Ce qui avait été fait au début des années 1970 peut et doit être refait, en mieux encore, au début des années 2020. Ce n’est qu’une question de moment et de volonté politique mais, avec le soutien des Etats-Unis et de l’ensemble du G-7, l’Union européenne devrait aller plus loin.

Tout en aidant plus encore l’Ukraine à repousser l’agression de M. Poutine et en entamant avec elle des négociations d’adhésion, l’Union devrait d’ores et déjà penser à l’après-guerre. Sans attendre, elle devrait pour cela proposer un plan de relance de l’économie russe, un plan Marshall nouvelle manière financé par les matières premières et développé au rythme du progrès des négociations politiques car, avec la Russie, nous n’avons pas qu’à signer une paix.

Nous devons aussi faire d’elle un partenaire avec lequel affirmer, pas à pas, le continent Europe en un pôle de richesse et de paix qui pourrait alors rayonner tout autour de la Méditerranée.

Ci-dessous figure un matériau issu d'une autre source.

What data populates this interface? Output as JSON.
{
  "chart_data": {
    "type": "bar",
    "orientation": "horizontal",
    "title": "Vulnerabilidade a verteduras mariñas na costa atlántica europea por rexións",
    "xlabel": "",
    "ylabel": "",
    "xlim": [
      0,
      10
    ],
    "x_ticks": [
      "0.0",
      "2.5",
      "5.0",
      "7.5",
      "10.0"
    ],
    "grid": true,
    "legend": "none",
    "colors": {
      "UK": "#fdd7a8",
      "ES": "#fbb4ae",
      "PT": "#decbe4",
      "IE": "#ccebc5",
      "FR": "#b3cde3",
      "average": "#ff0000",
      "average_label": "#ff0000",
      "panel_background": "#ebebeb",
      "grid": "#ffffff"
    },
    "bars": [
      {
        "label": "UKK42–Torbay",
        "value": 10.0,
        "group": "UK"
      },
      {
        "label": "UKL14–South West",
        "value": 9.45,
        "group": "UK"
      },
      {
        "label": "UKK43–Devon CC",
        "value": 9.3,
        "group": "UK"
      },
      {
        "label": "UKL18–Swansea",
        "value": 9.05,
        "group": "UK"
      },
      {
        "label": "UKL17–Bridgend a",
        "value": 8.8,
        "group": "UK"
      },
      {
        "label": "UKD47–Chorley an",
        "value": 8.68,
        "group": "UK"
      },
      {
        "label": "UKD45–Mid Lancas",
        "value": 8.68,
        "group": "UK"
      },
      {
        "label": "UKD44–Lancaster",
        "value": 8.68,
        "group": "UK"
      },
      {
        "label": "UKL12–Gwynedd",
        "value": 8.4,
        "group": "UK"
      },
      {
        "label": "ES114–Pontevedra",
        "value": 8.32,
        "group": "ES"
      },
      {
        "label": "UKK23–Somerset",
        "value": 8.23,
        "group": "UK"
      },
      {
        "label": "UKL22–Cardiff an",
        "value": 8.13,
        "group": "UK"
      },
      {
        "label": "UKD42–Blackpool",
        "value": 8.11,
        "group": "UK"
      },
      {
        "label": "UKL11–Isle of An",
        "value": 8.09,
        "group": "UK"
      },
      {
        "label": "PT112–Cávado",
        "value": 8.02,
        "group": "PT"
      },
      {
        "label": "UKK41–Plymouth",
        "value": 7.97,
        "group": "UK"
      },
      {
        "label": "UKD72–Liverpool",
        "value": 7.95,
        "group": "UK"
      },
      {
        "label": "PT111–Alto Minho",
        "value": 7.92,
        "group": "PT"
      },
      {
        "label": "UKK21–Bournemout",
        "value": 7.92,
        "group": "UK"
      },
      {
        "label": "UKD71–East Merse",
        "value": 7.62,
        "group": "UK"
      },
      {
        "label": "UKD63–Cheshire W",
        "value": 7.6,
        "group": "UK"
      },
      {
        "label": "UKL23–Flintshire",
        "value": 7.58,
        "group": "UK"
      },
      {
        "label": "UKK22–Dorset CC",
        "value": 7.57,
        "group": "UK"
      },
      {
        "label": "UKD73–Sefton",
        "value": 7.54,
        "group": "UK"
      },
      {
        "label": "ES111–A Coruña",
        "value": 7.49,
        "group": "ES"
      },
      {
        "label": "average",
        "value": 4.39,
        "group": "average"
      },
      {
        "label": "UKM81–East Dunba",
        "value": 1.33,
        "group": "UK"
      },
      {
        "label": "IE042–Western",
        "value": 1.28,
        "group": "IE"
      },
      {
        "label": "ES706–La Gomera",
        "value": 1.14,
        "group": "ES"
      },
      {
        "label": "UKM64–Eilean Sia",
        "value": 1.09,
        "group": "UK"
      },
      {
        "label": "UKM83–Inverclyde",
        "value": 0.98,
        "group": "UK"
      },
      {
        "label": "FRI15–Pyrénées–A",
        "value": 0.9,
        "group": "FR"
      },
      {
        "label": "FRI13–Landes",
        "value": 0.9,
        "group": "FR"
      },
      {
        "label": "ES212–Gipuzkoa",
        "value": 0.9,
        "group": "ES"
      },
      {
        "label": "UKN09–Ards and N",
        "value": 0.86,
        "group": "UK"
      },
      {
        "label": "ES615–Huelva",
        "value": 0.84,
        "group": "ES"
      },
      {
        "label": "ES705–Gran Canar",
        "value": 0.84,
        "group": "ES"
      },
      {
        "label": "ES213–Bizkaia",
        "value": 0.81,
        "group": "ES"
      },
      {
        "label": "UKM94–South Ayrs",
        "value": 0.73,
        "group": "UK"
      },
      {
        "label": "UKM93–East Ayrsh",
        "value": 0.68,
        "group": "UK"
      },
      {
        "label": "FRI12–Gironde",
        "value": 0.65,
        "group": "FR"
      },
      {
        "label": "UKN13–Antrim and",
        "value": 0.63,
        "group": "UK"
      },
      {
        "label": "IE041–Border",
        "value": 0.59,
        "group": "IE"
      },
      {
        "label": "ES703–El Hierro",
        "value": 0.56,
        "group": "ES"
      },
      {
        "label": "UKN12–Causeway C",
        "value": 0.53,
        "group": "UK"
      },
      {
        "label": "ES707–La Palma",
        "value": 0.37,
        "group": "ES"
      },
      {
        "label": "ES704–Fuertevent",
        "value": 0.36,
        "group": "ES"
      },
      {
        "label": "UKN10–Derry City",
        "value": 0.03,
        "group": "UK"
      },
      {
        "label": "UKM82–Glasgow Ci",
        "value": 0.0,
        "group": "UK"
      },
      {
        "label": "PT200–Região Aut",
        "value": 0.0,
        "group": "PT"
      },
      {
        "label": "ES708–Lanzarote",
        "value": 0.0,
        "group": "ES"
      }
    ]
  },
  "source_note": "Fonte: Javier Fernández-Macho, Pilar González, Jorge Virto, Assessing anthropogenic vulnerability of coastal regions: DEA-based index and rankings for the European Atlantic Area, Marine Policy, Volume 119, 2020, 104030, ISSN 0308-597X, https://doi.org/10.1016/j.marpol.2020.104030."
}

Non seulement il n’y a rien là d’utopique, non seulement le Nord, le Sud et l’Est de la mare nostrum y trouveraient un équilibre commun, mais l’Union ne pourra peser sur le cours de son voisin russe qu’en ouvrant des perspectives, neuves et tangibles, à ses nouvelles classes moyennes urbaines et à cette large partie des forces dirigeantes qui ne voit pas plus d’avenir dans le modèle nord-coréen que dans un tête-à-tête avec la Chine.

Aux Russes, l’Union doit proposer un avenir partagé et l’esquisser dès aujourd’hui afin de leur ouvrir un autre horizon que la longue descente aux enfers dont la défaite de M. Poutine est désormais porteuse.